The announcement of a replacement 85 kWh battery pack by Tesla has added to the debate over the current cost of Tesla batteries and some have made calculations based on this figure. However, using this announcement as a basis for $/kWh estimates is problematic. Amongst the issues that Berman (2012) points out is that the conditions of the replacement battery pack offer means that eligibility for the offer would only occur in 2020. Amongst the conditions of the offer are the following: - the replacement battery needs to be purchased within 90 days of taking ownership of the vehicle, and - the offer will only be honoured after the end of the eighth year of ownership. Berman (2012) notes that the risk of what a battery will cost in 2020 is an issue for others to discuss, but that in his opinion the offer reflects marketing considerations rather than reflecting changes in battery cost. Indeed, Berman (2012) states that this is “how we should look at the $12,000 battery replacement offer—a nice way to overcome customer doubts about battery longevity, not as any indication of what batteries really cost.” (Berman, 2012)

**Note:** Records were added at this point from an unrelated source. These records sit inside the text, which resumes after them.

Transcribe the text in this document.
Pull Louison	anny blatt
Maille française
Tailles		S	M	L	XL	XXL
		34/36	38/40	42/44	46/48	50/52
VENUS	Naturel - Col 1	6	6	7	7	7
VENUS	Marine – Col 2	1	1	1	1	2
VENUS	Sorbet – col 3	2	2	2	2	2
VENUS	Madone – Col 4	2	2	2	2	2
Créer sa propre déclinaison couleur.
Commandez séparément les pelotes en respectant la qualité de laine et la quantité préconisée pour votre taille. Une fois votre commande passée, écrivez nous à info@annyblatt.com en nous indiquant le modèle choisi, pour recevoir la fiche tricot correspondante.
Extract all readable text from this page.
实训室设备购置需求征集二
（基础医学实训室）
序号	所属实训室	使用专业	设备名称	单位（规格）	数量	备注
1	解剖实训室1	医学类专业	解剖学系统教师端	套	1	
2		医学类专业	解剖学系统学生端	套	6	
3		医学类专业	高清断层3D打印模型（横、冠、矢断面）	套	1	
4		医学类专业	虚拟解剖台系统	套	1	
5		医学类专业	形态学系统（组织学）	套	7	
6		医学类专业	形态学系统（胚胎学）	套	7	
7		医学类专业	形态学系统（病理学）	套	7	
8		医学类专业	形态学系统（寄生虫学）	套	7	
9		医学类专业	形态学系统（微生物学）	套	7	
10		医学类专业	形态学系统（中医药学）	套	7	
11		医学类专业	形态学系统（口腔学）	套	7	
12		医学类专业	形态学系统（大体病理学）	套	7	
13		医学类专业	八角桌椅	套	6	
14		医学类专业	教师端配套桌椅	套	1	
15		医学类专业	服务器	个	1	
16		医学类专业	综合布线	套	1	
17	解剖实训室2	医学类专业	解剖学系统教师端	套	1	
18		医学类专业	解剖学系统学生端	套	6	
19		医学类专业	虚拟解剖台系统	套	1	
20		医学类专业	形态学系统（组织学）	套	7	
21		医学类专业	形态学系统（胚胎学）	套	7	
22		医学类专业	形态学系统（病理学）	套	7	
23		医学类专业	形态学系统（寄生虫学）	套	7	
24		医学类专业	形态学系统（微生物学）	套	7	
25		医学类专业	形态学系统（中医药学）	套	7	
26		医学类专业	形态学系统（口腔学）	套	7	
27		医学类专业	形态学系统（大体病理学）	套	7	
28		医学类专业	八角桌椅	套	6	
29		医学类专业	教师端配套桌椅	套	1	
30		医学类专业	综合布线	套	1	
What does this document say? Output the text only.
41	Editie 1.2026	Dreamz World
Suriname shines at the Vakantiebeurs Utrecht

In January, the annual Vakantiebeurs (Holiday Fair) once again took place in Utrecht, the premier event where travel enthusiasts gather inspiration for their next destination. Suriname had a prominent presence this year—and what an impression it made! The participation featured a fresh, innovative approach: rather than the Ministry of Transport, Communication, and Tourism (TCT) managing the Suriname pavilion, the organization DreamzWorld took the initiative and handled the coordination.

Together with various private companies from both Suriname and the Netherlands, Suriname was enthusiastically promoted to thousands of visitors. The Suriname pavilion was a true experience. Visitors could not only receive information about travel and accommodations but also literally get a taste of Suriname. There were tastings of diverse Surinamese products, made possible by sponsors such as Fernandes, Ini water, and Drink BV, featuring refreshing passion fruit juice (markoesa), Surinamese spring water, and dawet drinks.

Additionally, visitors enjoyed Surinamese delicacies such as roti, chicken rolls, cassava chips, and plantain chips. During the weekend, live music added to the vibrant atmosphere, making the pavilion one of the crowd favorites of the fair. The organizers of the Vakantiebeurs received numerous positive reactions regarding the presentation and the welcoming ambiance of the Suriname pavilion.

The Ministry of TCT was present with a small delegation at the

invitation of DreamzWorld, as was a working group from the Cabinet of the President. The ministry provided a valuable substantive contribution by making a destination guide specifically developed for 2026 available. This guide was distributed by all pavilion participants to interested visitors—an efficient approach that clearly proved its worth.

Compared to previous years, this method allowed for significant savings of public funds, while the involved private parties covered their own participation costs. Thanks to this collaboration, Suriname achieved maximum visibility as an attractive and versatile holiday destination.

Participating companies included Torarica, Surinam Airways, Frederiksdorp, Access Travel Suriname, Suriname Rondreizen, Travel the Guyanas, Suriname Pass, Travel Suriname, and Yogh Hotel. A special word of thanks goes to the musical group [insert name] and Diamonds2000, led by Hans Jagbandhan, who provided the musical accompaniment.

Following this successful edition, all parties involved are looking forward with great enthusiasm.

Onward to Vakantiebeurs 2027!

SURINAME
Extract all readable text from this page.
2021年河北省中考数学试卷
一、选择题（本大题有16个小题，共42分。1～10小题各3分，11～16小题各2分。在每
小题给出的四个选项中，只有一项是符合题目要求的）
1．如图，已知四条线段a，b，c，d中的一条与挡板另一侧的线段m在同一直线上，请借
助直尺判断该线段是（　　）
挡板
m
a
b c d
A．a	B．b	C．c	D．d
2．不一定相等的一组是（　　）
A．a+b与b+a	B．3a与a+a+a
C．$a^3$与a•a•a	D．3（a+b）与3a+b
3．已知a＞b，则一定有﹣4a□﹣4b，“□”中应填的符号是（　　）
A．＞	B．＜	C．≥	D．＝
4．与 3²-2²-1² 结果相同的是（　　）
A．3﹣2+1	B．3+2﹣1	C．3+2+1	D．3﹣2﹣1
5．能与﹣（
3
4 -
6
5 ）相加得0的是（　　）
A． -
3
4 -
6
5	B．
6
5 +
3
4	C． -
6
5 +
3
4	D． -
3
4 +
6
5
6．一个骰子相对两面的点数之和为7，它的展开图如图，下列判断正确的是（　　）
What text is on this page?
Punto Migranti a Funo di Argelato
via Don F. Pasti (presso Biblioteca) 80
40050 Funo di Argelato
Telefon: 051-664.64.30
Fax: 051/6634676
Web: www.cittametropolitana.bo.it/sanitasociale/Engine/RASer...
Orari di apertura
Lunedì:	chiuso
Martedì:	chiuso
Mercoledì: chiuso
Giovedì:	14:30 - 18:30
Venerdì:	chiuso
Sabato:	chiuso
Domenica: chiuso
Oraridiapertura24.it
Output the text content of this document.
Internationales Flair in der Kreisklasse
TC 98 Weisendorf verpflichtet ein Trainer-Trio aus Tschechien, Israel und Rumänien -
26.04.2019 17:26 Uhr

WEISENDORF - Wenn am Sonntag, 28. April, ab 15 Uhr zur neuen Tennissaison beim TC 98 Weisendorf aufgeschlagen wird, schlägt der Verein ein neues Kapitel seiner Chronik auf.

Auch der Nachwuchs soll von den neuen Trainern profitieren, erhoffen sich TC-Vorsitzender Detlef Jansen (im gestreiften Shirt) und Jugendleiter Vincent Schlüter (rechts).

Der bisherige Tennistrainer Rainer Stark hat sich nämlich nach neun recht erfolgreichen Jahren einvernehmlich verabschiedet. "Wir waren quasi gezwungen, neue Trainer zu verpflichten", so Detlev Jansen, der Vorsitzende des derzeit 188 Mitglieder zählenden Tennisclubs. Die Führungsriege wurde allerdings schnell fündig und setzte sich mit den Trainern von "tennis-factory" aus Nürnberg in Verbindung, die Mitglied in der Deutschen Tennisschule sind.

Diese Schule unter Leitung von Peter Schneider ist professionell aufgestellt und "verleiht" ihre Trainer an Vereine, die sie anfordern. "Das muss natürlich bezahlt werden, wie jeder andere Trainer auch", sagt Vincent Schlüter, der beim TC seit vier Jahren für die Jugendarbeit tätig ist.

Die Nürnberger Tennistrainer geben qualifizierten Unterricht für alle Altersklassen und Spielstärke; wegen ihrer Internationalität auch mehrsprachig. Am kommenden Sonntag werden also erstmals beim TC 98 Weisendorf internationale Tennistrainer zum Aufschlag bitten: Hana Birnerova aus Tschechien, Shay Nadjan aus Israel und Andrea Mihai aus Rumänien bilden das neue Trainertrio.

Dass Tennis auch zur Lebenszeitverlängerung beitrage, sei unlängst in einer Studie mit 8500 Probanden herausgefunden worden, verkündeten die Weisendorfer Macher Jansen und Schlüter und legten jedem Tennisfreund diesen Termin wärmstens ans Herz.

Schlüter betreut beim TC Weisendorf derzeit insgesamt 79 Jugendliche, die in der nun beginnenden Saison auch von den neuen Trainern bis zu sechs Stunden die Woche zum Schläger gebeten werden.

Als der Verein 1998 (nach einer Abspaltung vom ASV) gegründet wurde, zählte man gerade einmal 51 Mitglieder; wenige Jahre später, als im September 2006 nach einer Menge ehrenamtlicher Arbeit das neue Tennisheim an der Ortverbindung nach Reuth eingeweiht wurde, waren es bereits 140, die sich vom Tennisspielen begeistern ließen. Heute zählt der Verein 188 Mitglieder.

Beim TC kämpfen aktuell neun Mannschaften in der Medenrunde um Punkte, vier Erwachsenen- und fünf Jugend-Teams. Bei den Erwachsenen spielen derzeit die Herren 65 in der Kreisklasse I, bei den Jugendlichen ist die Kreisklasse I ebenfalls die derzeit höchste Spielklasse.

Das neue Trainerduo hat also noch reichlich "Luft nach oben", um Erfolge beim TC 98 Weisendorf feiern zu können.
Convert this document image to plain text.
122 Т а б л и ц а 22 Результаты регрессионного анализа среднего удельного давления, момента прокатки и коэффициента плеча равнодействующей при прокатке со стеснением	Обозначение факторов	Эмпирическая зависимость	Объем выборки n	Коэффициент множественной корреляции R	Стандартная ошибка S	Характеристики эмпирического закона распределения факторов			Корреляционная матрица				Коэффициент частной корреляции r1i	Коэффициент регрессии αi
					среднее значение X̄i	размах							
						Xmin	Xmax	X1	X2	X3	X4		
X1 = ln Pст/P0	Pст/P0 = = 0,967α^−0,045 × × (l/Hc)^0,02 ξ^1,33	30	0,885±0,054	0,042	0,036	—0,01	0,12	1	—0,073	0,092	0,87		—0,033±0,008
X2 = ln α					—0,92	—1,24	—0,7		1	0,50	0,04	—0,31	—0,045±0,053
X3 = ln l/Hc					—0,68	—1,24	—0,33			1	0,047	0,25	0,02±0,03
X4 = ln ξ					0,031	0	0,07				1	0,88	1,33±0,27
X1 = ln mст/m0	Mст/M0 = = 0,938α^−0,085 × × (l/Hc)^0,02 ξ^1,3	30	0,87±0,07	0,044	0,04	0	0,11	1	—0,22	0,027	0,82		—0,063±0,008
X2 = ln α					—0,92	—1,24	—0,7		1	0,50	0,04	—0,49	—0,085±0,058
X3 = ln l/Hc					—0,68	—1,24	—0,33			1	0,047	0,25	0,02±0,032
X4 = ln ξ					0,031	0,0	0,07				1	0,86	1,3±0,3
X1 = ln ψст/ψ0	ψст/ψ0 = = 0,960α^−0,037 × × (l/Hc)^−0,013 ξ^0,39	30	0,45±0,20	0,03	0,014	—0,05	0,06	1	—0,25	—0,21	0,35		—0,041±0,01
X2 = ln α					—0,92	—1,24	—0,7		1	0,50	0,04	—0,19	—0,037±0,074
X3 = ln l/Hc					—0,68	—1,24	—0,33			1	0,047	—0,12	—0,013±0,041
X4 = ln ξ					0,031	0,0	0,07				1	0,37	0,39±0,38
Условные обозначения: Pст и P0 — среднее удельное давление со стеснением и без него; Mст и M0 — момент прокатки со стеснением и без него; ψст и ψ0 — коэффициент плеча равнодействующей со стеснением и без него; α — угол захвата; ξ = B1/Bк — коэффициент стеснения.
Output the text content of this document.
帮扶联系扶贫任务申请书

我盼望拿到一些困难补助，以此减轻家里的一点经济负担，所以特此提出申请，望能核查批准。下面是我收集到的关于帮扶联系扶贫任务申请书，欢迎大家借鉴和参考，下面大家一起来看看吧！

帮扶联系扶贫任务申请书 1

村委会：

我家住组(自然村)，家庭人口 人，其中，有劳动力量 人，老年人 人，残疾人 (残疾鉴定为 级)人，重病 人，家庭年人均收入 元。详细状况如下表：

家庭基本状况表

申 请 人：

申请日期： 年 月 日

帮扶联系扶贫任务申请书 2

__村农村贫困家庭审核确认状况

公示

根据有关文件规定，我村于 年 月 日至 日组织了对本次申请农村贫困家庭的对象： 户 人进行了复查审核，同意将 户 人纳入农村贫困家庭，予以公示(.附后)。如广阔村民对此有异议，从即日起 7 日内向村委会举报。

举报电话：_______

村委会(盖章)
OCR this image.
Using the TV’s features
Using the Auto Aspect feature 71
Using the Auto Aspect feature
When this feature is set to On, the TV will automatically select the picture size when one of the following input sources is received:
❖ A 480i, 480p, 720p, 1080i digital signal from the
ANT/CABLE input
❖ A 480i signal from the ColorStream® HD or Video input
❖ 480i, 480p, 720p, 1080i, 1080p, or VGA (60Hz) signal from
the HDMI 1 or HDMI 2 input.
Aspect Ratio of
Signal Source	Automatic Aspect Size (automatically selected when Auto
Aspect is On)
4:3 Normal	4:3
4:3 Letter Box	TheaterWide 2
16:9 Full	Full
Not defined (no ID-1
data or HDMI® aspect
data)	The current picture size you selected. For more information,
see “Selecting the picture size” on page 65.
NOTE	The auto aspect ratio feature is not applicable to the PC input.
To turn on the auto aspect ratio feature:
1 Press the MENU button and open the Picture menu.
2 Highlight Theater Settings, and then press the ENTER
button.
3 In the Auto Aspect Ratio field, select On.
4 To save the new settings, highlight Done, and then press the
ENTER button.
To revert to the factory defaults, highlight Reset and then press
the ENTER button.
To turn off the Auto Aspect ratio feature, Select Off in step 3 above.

The presentation of the PHEV and EDV battery cost curves in Figure 1 has been inspired by an attempt to create awareness that statements on the cost of a battery will be highly dependent upon a range of factors. These factors include the type of battery integrated vehicle discussed and the battery capacity of the pack. Without these details, discussing and comparing dollars per kilowatt-hour estimates can be misleading or at the very least be the cause of confusion. Estimates of the break-through price of batteries will also need to account for these factors and this is highlighted by the difficulty in comparing the IEA target to the estimates discussed within this article and within Longden (2014).
Berman, B. (2012) ‘Real Electric Car Battery Costs Remain Elusive’.
Bosetti, V. and Longden, T. (2013) Light Duty Vehicle Transportation and Global Climate Policy: the Importance of Electric Drive Vehicles, Energy Policy, Vol. 58, July: 209-219.
DeMorro, C. (2012) ‘$200 Per kWh Batteries By 2015? Maybe, Says Tesla CEO’.
McKinsey (2012) ‘Battery technology charges ahead’, McKinsey Quarterly.
Longden, T. (2014) ‘Travel intensity and climate policy: The influence of different mobility futures on the diffusion of battery integrated vehicles’, Energy Policy, Vol. 72, September: 219–234.